Question

Find critical numbers of the function
g(x)=x√4-x

Answer 1

g(x)=x(4-x)^1/2
g'(x)=(4-x)^1/2+[1/2(4-x)^-1/2]
what do i do next

Answer 2

you mean critical point , right ?
so,
Take the derivative of function to find g'(x) and equate it to 0
g'(x) = 0
then the values of x are the critical poitns

Answer 3

the 2nd term of your derivative is incorrect, maybe check again ?

Answer 4

\[g(x)=x(4-x)^\frac{ 1 }{ 2 }\]
\[g'(x)=(4-x)^\frac{ 1 }{ 2 }+ \frac{ 1 }{ 2 }x(4-x)^-\frac{ 1 }{ 2 }\]

Answer 5

now thats correct :)

Answer 6

wait did you miss the negative sign for the 2nd term ?

Answer 7

\[g′(x)=(4−x)^\frac{ 1 }{ 2}+[\frac{ 1 }{ 2 } x(4−x)^-\frac{ 1 }{ 2 }]\]

Answer 8

because derivative of 4-x is -1

Answer 9

won't you get
\(g′(x)=(4−x)^\dfrac{ 1 }{ 2}-[\dfrac{ 1 }{ 2 } x(4−x)^{-\dfrac{ 1 }{ 2 }}]\)
??

Answer 10

then equating g'(x) = 0 gives
\(g′(x)=(4−x)^\dfrac{ 1 }{ 2}-[\dfrac{ 1 }{ 2 } x(4−x)^{-\dfrac{ 1 }{ 2 }}]=0 \\or, (4-x) = x/2\)

Answer 11

It is only a negative when you are doing the quotient rule.

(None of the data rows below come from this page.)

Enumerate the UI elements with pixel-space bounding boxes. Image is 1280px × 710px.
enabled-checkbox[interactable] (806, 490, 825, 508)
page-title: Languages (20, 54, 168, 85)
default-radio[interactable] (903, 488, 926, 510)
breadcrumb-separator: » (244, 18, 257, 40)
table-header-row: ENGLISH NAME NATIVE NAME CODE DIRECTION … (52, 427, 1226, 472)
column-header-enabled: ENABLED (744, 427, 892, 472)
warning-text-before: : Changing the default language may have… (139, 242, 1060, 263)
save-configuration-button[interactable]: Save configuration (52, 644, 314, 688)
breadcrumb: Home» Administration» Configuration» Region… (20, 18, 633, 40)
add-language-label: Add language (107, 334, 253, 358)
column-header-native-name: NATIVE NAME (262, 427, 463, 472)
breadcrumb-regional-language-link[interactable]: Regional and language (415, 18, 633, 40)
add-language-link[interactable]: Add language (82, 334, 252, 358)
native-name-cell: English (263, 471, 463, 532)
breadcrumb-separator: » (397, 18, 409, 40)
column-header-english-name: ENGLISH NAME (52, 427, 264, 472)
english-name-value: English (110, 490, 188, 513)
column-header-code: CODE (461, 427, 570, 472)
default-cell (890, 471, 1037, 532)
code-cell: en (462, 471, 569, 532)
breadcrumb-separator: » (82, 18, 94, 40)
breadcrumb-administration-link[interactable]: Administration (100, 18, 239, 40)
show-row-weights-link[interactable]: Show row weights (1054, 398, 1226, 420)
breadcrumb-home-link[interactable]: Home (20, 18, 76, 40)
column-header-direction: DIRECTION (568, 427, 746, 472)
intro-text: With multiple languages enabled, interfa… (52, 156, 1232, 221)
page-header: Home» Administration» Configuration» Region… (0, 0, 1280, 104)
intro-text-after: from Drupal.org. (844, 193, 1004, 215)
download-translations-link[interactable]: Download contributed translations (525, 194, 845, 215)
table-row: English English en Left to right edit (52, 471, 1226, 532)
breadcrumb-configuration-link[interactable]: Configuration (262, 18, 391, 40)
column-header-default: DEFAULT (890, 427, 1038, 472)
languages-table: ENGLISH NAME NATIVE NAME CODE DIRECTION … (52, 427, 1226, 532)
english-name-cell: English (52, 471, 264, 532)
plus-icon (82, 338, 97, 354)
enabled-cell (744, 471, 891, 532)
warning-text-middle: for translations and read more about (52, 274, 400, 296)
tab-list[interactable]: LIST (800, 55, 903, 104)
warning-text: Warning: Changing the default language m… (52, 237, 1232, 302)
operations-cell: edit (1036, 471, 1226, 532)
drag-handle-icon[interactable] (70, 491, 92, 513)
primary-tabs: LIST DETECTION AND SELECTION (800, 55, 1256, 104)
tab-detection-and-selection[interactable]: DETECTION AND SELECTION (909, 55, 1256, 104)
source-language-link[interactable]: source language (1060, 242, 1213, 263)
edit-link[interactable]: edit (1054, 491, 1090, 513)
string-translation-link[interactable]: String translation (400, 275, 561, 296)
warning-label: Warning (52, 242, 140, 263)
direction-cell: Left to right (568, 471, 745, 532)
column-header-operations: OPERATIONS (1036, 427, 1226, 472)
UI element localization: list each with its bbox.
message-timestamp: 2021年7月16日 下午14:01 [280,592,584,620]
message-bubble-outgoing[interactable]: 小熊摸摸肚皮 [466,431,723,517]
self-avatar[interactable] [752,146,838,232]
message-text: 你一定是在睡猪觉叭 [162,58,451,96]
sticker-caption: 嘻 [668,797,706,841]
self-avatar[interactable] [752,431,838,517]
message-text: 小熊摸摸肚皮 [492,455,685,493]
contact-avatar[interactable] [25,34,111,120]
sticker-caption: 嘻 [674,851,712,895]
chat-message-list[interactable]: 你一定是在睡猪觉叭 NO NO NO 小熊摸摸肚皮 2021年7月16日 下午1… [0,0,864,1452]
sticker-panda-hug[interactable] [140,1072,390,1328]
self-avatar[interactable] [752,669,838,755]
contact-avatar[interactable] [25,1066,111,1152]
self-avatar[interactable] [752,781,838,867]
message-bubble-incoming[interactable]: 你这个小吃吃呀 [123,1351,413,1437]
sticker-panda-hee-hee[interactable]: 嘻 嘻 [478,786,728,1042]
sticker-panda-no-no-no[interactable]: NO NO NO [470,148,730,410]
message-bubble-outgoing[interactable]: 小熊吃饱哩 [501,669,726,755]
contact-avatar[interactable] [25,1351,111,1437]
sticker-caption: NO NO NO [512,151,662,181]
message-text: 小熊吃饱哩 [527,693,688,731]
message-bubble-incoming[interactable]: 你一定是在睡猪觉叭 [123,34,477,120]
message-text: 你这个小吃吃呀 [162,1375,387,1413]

This is the product rule that we are using.

Answer 12

ys, and the chain rule too!
heard of it ?

Answer 13

Oh yea

Answer 14

d/dx (sqrt (4-x)) = 1/2sqrt (4-x) d/dx (4-x) = - 1/2 sqrt(4-x)

Answer 15

so can you continue now ?

Answer 16

yes/no/idk ?

Answer 17

@hartnn is correct, the second term will be negative due to the chain rule.